Sarah Fieger: Ja, das gibt es. Am Ende kommt das Thema Daten immer wieder zur Sprache. Daten sind so wichtig für Wissenschaft und Forschung und am Ende auch für die Praxis. Wichtig ist hierbei, die Daten im Grundwassermonitoring zu sammeln, die wirklich wichtig sind (denn man kann theoretisch tausende Substanzen messen, oft braucht man aber nur wenige), und diese dann auch verfügbar zu machen.

WIT: Das können wir uns sehr gut vorstellen. Daten braucht man ja wirklich in allen Bereichen unserer digitalisierten Welt. Auch für die Wasserwirtschaft sind sie unverzichtbar geworden. Ob im Brunnenbau oder, wie Sie schon als Beispiel angeführt haben, bei der Beurteilung von Wasserqualität und -quantität. Das Ziel unserer Versorger ist es natürlich, die Bevölkerung noch über Generationen hinweg mit ihrem sehr guten Trinkwasser beliefern zu können.
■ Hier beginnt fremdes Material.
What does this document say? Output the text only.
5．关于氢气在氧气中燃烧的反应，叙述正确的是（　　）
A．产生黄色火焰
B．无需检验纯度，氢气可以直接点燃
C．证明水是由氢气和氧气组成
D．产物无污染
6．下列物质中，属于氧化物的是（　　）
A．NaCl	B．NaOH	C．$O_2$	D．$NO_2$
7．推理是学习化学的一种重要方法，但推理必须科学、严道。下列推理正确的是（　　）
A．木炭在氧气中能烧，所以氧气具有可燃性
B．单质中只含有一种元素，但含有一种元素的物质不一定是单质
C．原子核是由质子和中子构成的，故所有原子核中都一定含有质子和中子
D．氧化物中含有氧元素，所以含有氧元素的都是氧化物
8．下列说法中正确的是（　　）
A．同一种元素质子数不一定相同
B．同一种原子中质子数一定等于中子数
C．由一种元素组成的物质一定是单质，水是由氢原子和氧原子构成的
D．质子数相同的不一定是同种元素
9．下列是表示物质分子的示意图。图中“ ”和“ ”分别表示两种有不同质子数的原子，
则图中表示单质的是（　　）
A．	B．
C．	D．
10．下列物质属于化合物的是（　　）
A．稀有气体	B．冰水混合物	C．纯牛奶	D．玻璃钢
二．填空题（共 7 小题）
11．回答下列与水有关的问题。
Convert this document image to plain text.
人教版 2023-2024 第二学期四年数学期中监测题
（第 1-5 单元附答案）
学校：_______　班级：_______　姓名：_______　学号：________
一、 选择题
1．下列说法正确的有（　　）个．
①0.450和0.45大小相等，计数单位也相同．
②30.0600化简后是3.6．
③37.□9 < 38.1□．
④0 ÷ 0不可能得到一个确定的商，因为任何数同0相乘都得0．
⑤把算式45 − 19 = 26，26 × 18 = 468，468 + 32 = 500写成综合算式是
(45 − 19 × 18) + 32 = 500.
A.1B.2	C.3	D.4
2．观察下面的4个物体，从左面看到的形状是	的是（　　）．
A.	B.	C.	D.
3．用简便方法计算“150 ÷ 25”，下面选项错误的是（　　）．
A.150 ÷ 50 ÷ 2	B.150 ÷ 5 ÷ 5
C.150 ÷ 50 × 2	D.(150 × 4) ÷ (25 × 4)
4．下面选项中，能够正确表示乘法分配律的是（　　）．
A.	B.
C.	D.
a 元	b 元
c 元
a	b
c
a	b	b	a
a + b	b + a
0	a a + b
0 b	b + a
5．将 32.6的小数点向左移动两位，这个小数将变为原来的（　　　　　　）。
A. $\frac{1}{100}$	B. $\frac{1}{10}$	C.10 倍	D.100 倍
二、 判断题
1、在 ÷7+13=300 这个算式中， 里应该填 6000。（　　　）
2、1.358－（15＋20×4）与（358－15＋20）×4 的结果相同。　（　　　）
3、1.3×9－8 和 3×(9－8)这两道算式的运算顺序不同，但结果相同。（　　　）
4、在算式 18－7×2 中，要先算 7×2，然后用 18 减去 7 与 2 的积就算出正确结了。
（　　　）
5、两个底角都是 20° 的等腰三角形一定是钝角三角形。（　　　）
Das ist auch eine gute Überleitung zu unserer letzten Frage: Gibt es denn etwas, was Sie unseren Leserinnen und Lesern noch ganz persönlich mit auf den Weg geben möchten?

Sarah Fieger: Den Menschen aus der Fachwelt möchte ich gerne sagen, wie wichtig es ist, sich mit anderen Fachleuten interdisziplinär auszutauschen. Das erweitert den Horizont ungemein. Das wäre mein Tipp an die Kolleginnen und Kollegen aus der Wasserwirtschaft.

Und der interessierten Öffentlichkeit möchte ich sagen: Wenn man sich die Nachrichten anschaut und dadurch berechtigterweise pessimistisch wird, wäre meine Empfehlung, die Hoffnung nicht aufzugeben. Es gibt Forschende auf der ganzen Welt, die unter Hochdruck an Lösungen arbeiten. Wenn man sich das bewusst macht, sieht die Zukunft gleich wieder deutlich positiver aus.

WIT: Tausend Dank für das Interview – vielleicht haben Sie ja Lust, dass wir uns nach den drei Jahren nochmal treffen, und Sie uns dann über die Forschungsergebnisse berichten.

Sarah Fieger: Sehr gerne. Und der Dank ist natürlich ganz meinerseits! Liebe Grüße nach Bayern!